Le fils de Timurtasch se promettait bien de voir d’un œil indifférent le portrait de Tourandocte ; il le regarde, il l’examine, il admire le tour du visage, la régularité des traits, la vivacité des yeux, la bouche, le nez : tout lui paraît parfait. Il s’étonne d’un si rare assemblage, et, quoique en garde contre ce qu’il voit, il s’en laisse charmer.

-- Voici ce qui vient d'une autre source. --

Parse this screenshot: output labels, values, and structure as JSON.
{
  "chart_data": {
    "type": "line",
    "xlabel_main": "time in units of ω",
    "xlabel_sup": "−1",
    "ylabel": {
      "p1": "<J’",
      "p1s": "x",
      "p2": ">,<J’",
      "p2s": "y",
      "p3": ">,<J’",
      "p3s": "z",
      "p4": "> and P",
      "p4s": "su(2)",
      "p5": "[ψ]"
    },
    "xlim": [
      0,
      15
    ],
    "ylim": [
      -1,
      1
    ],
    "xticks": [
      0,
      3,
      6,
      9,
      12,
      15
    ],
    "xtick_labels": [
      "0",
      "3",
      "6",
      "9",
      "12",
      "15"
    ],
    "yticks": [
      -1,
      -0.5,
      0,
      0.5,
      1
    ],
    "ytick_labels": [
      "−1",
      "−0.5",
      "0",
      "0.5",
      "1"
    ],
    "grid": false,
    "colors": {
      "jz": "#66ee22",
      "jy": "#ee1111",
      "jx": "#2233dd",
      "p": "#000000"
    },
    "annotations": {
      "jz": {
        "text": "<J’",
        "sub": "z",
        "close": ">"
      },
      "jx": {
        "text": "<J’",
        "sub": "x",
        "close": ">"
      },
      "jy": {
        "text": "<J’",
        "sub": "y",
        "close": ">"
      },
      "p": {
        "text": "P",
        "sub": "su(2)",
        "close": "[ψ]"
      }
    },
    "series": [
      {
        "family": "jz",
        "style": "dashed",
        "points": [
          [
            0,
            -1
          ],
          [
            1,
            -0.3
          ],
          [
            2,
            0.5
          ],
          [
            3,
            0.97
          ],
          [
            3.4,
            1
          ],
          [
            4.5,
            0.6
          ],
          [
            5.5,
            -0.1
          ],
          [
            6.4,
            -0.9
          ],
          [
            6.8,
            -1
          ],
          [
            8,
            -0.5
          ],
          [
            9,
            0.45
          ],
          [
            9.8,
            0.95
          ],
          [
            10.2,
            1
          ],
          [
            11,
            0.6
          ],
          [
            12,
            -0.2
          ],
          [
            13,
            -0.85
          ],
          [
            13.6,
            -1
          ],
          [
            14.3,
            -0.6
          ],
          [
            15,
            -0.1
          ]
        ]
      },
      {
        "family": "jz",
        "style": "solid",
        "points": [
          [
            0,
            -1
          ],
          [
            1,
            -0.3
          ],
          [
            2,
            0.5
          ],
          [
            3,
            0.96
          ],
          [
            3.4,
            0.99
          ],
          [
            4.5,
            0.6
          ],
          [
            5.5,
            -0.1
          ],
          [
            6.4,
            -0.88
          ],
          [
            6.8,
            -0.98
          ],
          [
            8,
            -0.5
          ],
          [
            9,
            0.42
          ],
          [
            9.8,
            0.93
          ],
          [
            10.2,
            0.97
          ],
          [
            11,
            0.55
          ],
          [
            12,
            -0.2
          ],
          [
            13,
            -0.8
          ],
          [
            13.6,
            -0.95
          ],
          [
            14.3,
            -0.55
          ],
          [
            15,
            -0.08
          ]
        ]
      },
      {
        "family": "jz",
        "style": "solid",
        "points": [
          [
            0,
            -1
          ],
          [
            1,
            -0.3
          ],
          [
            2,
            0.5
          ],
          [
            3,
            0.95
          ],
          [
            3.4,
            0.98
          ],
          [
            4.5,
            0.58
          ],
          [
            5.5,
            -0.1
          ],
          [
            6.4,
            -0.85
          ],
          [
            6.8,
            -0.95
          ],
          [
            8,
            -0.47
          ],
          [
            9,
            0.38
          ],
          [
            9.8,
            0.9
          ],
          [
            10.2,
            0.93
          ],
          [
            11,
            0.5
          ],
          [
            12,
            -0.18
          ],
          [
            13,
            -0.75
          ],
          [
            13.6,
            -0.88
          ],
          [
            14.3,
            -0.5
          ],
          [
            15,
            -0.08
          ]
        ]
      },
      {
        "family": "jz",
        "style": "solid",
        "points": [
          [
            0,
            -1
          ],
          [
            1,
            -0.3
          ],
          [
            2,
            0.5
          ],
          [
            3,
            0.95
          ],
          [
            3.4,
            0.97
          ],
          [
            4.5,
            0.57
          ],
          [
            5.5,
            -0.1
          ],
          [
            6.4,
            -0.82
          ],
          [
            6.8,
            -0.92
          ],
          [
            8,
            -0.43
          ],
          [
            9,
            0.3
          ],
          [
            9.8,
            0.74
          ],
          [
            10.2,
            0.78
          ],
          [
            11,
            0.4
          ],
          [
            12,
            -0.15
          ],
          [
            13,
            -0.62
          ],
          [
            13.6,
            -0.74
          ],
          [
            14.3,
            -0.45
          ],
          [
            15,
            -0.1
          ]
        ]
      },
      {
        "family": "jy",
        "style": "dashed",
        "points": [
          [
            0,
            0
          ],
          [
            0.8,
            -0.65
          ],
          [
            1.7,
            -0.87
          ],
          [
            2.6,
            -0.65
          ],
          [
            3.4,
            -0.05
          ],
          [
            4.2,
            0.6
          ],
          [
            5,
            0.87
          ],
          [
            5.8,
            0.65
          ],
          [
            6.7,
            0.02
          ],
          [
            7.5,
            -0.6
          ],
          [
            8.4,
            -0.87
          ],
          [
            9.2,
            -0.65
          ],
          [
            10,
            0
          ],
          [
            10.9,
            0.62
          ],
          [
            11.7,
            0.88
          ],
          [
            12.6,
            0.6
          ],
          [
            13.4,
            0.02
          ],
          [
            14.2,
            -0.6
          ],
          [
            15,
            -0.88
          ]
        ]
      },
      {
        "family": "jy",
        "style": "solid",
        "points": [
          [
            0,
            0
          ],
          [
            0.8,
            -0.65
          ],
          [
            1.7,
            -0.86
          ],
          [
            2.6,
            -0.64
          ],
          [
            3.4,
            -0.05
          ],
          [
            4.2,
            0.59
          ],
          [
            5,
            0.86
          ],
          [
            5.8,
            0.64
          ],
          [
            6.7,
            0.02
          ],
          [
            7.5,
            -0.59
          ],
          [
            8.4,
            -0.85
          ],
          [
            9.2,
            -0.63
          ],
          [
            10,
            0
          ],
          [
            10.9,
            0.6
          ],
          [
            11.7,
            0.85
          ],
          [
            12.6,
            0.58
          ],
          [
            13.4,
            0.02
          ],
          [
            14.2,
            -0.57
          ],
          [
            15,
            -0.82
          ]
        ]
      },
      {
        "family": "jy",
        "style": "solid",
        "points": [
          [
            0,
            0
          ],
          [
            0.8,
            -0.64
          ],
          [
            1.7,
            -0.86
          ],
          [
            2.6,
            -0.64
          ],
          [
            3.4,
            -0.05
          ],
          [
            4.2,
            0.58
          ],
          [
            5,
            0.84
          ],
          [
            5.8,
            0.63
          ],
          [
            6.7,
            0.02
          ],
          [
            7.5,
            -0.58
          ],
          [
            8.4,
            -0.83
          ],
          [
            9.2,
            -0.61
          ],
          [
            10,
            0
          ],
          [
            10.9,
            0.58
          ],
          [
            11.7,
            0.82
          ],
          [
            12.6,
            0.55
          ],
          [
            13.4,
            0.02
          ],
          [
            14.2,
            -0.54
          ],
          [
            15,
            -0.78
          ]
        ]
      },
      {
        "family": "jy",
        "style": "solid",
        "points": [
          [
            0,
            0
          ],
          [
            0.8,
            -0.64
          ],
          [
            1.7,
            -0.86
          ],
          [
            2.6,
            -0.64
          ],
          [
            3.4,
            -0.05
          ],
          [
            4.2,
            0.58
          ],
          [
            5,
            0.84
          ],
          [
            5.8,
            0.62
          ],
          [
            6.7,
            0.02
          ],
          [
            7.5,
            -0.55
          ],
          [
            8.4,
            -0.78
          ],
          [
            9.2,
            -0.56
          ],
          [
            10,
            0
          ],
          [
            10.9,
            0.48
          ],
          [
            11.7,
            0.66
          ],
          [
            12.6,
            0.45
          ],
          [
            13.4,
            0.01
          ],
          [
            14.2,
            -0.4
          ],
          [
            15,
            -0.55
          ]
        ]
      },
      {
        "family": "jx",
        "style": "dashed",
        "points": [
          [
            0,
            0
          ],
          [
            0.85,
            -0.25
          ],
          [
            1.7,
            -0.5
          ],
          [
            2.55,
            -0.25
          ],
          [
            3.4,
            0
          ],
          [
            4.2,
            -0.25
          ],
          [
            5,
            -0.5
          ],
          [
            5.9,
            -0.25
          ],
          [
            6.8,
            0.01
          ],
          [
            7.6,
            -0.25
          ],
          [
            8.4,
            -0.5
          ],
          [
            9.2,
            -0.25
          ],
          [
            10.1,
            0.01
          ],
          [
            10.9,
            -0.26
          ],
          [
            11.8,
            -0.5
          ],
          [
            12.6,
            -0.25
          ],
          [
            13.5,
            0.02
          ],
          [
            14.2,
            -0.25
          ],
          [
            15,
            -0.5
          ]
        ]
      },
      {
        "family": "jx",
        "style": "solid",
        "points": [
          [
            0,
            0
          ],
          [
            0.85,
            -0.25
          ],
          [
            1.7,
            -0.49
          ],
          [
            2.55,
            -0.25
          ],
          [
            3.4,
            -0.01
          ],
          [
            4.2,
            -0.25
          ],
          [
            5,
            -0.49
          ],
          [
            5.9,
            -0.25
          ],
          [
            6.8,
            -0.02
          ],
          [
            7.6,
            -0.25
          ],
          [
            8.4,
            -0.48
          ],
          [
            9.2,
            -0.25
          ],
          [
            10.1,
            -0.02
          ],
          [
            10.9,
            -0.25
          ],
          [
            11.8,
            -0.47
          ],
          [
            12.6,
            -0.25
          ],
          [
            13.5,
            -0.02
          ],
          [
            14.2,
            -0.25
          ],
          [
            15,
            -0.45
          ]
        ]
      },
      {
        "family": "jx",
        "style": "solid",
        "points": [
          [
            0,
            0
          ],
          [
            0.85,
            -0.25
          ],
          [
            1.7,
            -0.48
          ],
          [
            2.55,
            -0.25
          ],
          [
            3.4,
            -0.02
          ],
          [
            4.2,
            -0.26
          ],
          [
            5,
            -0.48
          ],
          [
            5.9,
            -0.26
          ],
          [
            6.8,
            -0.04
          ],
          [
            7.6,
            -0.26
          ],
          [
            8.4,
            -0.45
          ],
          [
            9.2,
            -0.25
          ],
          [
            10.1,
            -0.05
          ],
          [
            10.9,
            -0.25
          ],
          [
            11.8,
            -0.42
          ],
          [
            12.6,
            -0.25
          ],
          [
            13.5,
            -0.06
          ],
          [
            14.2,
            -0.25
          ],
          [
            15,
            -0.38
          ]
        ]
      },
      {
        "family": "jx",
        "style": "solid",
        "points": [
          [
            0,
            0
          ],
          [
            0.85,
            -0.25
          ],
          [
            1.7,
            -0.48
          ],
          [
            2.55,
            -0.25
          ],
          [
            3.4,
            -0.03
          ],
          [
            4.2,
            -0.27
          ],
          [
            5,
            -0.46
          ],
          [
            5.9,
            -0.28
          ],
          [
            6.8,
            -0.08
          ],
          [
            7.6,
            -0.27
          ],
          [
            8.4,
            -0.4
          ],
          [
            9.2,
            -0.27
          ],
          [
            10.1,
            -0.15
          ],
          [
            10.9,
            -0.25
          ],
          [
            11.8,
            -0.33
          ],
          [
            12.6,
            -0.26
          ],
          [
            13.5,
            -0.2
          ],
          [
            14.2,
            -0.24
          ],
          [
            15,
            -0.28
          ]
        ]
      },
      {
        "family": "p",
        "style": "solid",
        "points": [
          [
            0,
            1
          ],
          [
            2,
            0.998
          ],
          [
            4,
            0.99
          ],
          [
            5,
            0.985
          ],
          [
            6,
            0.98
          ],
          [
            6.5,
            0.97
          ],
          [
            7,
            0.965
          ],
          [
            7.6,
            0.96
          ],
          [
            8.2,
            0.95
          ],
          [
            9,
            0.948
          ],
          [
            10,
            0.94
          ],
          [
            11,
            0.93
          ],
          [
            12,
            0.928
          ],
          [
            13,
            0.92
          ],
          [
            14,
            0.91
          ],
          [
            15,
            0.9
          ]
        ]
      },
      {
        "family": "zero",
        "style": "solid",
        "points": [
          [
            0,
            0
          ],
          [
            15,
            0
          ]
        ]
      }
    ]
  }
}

Un trouble inconcevable l’agite malgré lui ; il ne se connaît plus. « Quel feu, dit-il, vient tout à coup m’animer ! quel désordre ce portrait met-il dans mes sens ! Juste ciel ! est-ce le sort de tous ceux qui regardent cette peinture d’aimer l’inhumaine princesse qu’elle représente ! Hélas ! je ne sens que trop qu’elle fait sur moi la même impression qu’elle a faite sur le malheureux prince de Samarcande ; je me rends aux traits qui l’ont blessé, et loin d’être effrayé de sa pitoyable histoire, peu s’en faut que je n’envie son malheur même ! Quel changement, grand Dieu ! Je ne concevais pas tout à l’heure comment on pouvait être assez insensé pour mépriser la rigueur de l’édit, et dans ce moment je ne vois plus rien qui m’épouvante ; tout le péril est disparu.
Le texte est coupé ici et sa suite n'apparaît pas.